Pietro Edoardo Mallegni – Poésie
Mercredi en Poésie avec Pietro Edoardo Mallegni
Le ciel, ce soir, prend une couleur d’orange et d’apocalypse,
un décembre éternel, cette année,
un amoncellement de pyjamas, de pierres et de feuilles de chou
traîne sur la terrasse.
Toi, sur le carrelage de cette cuisine, nue,
une condensation des saveurs qui glissent sur le mur,
des courbes ébouriffées pleines de neige et de cheveux tombés.
Une certitude palpable: une sombre muse,
dévêtue dans le salon.
C’est la morsure rance d’un lièvre,
aigre et intense comme les couleurs d’Espagne,
qu’avec mes lèvres je joue sur ta peau.
Aimer : c’est comme s’enfoncer des clous dans la rate,
danser sur des verres brisés, c’est un rituel
qui n’appartient qu’aux autres.
***
Un jeu de flûte erroné ou une crampe aux doigts,
une désespérante sensation d’hiver, c’est ainsi que j’ai grandi
embarqué à bord d’avions et de navires qui arrivaient toujours en retard.
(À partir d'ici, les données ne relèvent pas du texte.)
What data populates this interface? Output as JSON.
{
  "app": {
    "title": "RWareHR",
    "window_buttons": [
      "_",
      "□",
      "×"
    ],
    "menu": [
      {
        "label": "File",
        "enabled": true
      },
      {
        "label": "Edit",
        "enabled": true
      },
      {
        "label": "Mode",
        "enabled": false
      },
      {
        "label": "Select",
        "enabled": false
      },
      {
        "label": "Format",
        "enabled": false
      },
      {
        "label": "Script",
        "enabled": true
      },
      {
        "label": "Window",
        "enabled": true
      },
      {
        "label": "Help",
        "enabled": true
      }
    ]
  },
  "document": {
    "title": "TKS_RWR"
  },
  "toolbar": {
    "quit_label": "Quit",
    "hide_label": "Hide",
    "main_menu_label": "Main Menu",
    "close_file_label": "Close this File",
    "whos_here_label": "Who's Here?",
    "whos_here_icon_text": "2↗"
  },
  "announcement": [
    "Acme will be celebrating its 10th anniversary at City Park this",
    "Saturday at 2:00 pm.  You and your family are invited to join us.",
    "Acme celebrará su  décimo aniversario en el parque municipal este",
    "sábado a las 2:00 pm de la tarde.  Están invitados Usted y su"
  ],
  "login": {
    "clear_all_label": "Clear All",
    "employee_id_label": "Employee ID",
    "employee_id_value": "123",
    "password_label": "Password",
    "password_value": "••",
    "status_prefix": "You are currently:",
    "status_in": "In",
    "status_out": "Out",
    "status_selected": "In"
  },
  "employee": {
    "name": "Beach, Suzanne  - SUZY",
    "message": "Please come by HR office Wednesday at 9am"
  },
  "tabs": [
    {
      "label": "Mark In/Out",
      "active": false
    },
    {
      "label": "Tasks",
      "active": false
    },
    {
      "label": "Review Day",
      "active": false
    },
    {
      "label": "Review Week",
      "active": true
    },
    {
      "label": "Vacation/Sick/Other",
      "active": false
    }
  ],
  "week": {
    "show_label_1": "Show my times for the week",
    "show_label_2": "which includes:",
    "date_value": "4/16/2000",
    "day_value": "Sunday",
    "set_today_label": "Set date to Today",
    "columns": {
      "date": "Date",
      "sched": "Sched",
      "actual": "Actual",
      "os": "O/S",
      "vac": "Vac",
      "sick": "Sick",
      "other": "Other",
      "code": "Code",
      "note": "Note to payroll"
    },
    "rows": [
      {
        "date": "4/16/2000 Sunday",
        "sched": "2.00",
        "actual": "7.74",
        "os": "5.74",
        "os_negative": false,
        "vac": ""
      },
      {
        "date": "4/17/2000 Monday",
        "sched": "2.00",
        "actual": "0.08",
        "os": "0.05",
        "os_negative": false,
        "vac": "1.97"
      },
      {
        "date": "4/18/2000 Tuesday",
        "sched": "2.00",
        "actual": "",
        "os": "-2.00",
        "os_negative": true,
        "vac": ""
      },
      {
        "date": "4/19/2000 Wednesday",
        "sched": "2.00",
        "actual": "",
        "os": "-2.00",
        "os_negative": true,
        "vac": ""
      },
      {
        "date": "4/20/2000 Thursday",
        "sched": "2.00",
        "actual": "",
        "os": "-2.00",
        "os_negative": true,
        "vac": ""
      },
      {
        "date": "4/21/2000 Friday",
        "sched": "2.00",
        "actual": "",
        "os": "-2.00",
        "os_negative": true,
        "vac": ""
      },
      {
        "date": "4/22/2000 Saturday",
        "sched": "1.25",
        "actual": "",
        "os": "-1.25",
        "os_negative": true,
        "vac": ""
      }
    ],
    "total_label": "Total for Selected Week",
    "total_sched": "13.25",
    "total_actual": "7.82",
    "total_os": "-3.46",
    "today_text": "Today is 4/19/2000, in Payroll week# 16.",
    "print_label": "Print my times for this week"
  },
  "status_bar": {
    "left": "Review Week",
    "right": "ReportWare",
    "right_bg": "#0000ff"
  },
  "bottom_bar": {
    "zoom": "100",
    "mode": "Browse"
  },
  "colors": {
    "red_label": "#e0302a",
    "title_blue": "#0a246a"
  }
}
Les bras affectueux de la mer et la douce chaleur des étreintes,
des pleurs et du sang, voilà ce qu’étaient mes ports, ou bien les noms
des ruelles de Venise ou le calme plat des ormes réfléchis
dans la lagune. J’ai laissé des roses accrochées aux feux tricolores
comme des balises de sentiers traversant mon humanité,
mais chaque souvenir est un bel habit dont se pare
ma cruauté, dont l’ivresse du vent du Nord jette
les draperies sur les falaises surplombant mes océans,
à leur pied mon innocence gît en morceaux
dans de vulgaires sacs noirs à l’intérieur des bennes.
***
Ma jeunesse a tout avoué à la neige,
payant ainsi une dette d’immobilité envers le ciel
et envers vos regards qui ressemblent à de stériles
collines couleur de terre brûlée sur lesquelles ne poussent
entre les pierres que pois chiches et serpents.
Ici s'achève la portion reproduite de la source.